Why is the Haggadah silent regarding the hardening of Pharaoh’s heart, while in Exodus it is mentioned along with every plague and elsewhere – twenty times in all? Why are the plagues visited upon the entire Egyptian people, when it seems that only Pharaoh or a minority of the Egyptians are responsible for the oppression of the Hebrews? Do we embrace collective punishment? What can we learn about the hardening of Pharaoh’s heart for our own lives?
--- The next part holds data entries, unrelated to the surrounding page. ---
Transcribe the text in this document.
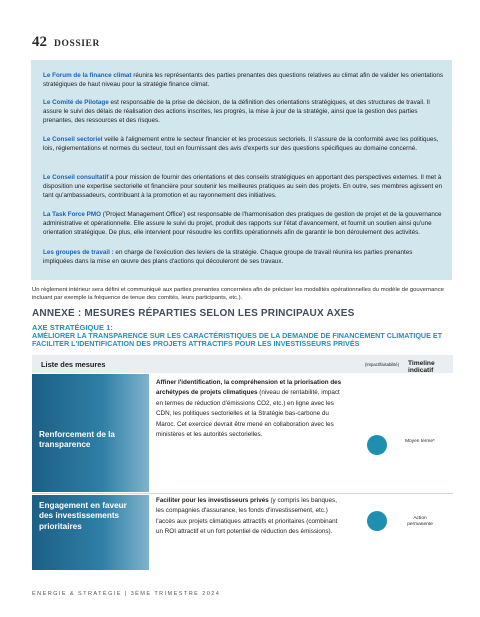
42 DOSSIER

Le Forum de la finance climat réunira les représentants des parties prenantes des questions relatives au climat afin de valider les orientations stratégiques de haut niveau pour la stratégie finance climat.

Le Comité de Pilotage est responsable de la prise de décision, de la définition des orientations stratégiques, et des structures de travail. Il assure le suivi des délais de réalisation des actions inscrites, les progrès, la mise à jour de la stratégie, ainsi que la gestion des parties prenantes, des ressources et des risques.

Le Conseil sectoriel veille à l'alignement entre le secteur financier et les processus sectoriels. Il s'assure de la conformité avec les politiques, lois, réglementations et normes du secteur, tout en fournissant des avis d'experts sur des questions spécifiques au domaine concerné.

Le Conseil consultatif a pour mission de fournir des orientations et des conseils stratégiques en apportant des perspectives externes. Il met à disposition une expertise sectorielle et financière pour soutenir les meilleures pratiques au sein des projets. En outre, ses membres agissent en tant qu'ambassadeurs, contribuant à la promotion et au rayonnement des initiatives.

La Task Force PMO ('Project Management Office') est responsable de l'harmonisation des pratiques de gestion de projet et de la gouvernance administrative et opérationnelle. Elle assure le suivi du projet, produit des rapports sur l'état d'avancement, et fournit un soutien ainsi qu'une orientation stratégique. De plus, elle intervient pour résoudre les conflits opérationnels afin de garantir le bon déroulement des activités.

Les groupes de travail : en charge de l'exécution des leviers de la stratégie. Chaque groupe de travail réunira les parties prenantes impliquées dans la mise en œuvre des plans d'actions qui découleront de ses travaux.

Un règlement intérieur sera défini et communiqué aux parties prenantes concernées afin de préciser les modalités opérationnelles du modèle de gouvernance incluant par exemple la fréquence de tenue des comités, leurs participants, etc.).
ANNEXE : MESURES RÉPARTIES SELON LES PRINCIPAUX AXES
AXE STRATÉGIQUE 1:
AMÉLIORER LA TRANSPARENCE SUR LES CARACTÉRISTIQUES DE LA DEMANDE DE FINANCEMENT CLIMATIQUE ET FACILITER L'IDENTIFICATION DES PROJETS ATTRACTIFS POUR LES INVESTISSEURS PRIVÉS
Liste des mesures	(Impact/faisabilité) Timeline indicatif
Renforcement de la transparence
Affiner l'identification, la compréhension et la priorisation des archétypes de projets climatiques (niveau de rentabilité, impact en termes de réduction d'émissions CO2, etc.) en ligne avec les CDN, les politiques sectorielles et la Stratégie bas-carbone du Maroc. Cet exercice devrait être mené en collaboration avec les ministères et les autorités sectorielles.
Moyen terme*
Engagement en faveur des investissements prioritaires
Faciliter pour les investisseurs privés (y compris les banques, les compagnies d'assurance, les fonds d'investissement, etc.) l'accès aux projets climatiques attractifs et prioritaires (combinant un ROI attractif et un fort potentiel de réduction des émissions).
Action permanente
ÉNERGIE & STRATÉGIE | 3ÈME TRIMESTRE 2024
The events in the Middle East over the last several months shatter our preconceptions. At least temporarily, our paradigm of the good children of Israel versus the evil Egyptians from the Exodus story has receded and revealed a much more complex and nuanced reality of the Tunisians, Egyptians, Bahrainis, Libyans, Yemenis, Iranians, Jordanians, Syrians and other Arabic and Islamic peoples fighting often peacefully but sometimes violently for freedom against their own Pharaohs. For once, the focus has shifted from the real and imagined struggle between Israel and Palestine to the oppression of Arabic and Islamic people by their own rulers. We laud Nachshon in our midrash for having the faith and courage to be the first to wade into the Red Sea. Yet equally brave and worthy of praise are the Tunisian street vendor who set himself aflame in response to the constant theft of his wares by the police, and the Libyan woman who burst into the hotel filled with international journalists to report her gang rape by Libyan soldiers. Like the Arabic and Islamic people of that region, we seek not the illusion of peace, but peace itself. Not the foreign minister of Libya promising a cease fire while Gadhafi’s troops continue to bomb Misrata, but a lasting end to attacks on civilians and the opportunity for genuine democracy.
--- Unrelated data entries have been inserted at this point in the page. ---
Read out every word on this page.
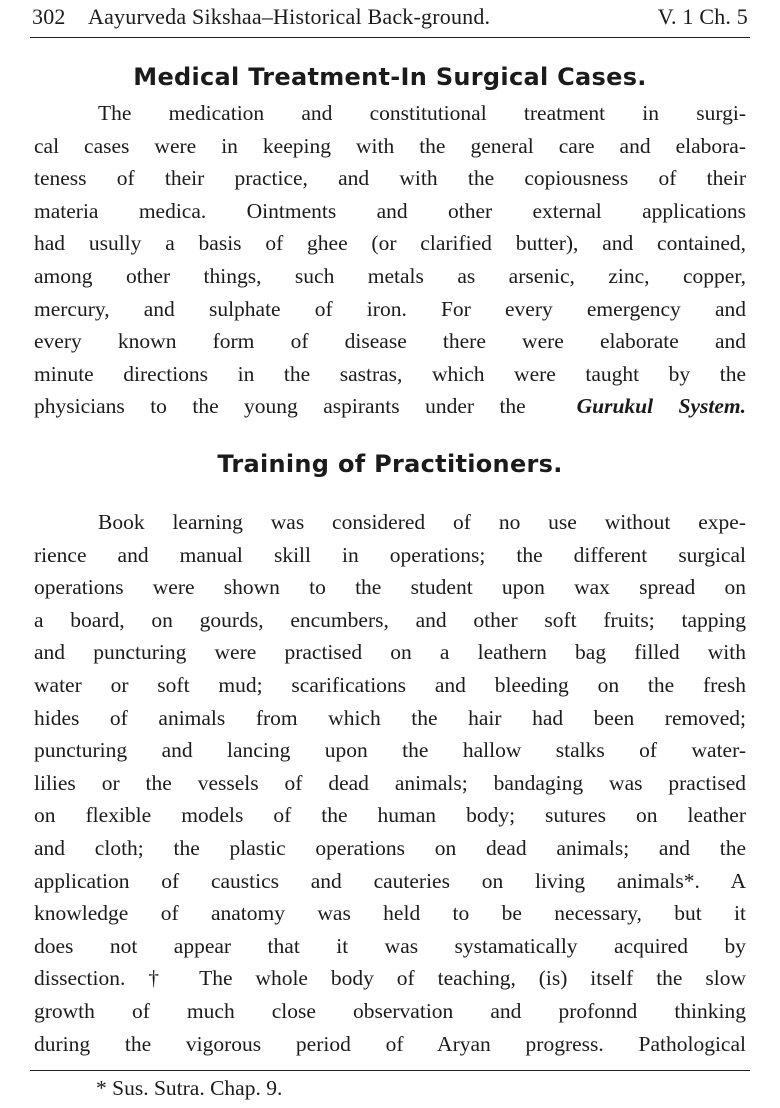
302 Aayurveda Sikshaa–Historical Back-ground.	V. 1 Ch. 5
Medical Treatment-In Surgical Cases.

The medication and constitutional treatment in surgi-
cal cases were in keeping with the general care and elabora-
teness of their practice, and with the copiousness of their
materia medica. Ointments and other external applications
had usully a basis of ghee (or clarified butter), and contained,
among other things, such metals as arsenic, zinc, copper,
mercury, and sulphate of iron. For every emergency and
every known form of disease there were elaborate and
minute directions in the sastras, which were taught by the
physicians to the young aspirants under the Gurukul System.

Training of Practitioners.

Book learning was considered of no use without expe-
rience and manual skill in operations; the different surgical
operations were shown to the student upon wax spread on
a board, on gourds, encumbers, and other soft fruits; tapping
and puncturing were practised on a leathern bag filled with
water or soft mud; scarifications and bleeding on the fresh
hides of animals from which the hair had been removed;
puncturing and lancing upon the hallow stalks of water-
lilies or the vessels of dead animals; bandaging was practised
on flexible models of the human body; sutures on leather
and cloth; the plastic operations on dead animals; and the
application of caustics and cauteries on living animals*. A
knowledge of anatomy was held to be necessary, but it
does not appear that it was systamatically acquired by
dissection. † The whole body of teaching, (is) itself the slow
growth of much close observation and profonnd thinking
during the vigorous period of Aryan progress. Pathological

* Sus. Sutra. Chap. 9.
Can we transcend our own Passover story? Can we go beyond stereotypes of good and evil to an awareness of the reality before us? Can we discern the difference between genuine Pharaohs in the world, and those we create or strengthen by hardening our own hearts? Can we understand the distinction between the plagues over which we have little or no control, and those over which we can have a significant influence?
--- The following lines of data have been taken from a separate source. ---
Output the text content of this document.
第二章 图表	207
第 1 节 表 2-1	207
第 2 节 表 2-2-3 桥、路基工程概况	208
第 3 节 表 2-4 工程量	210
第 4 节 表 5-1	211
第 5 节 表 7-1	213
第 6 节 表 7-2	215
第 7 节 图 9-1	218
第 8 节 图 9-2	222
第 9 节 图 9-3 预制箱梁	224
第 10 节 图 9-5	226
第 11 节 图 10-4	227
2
Let us sit. Find a comfortable position, back erect, but not rigid, hands resting gently in your lap. Breath in. Feel the breadth first in your nostrils, then in your chest, then in your stomach. Breath out. Allow the breadth to rise from your stomach, chest, and nostrils. Find your own rhythm breathing in and out. Continuing your breathing, when you are ready to begin allow yourself to feel a place in your heart that is hardened How does having this hardened place in your heart narrow your choices or keep you in Mitzraim. Allow yourself to feel the pain and sadness of being constricted and enslaved to this hardness. Knowing that healing begins with the open and compassionate recognition of these difficult parts of ourselves, surround the pain and suffering with warmth and acceptance. Now invite these healing qualities to you’re your heart. Say quietly to yourself – May I be blessed with:
Simcah (joy)
Chesed (lovingkindness)
Rachamim (compassion)
Shalom (peace)
Continue to repeat these phrases. Gradually, include in your blessings all other who seek to free their hearts.
On this Pesach, may we each be blessed to soften and act with wise hearts, to live compassionately with those plagues that are real, to let go of those that are not, and to work toward a better world in which adonai echad ushmo echad - God is one and God’s name is one.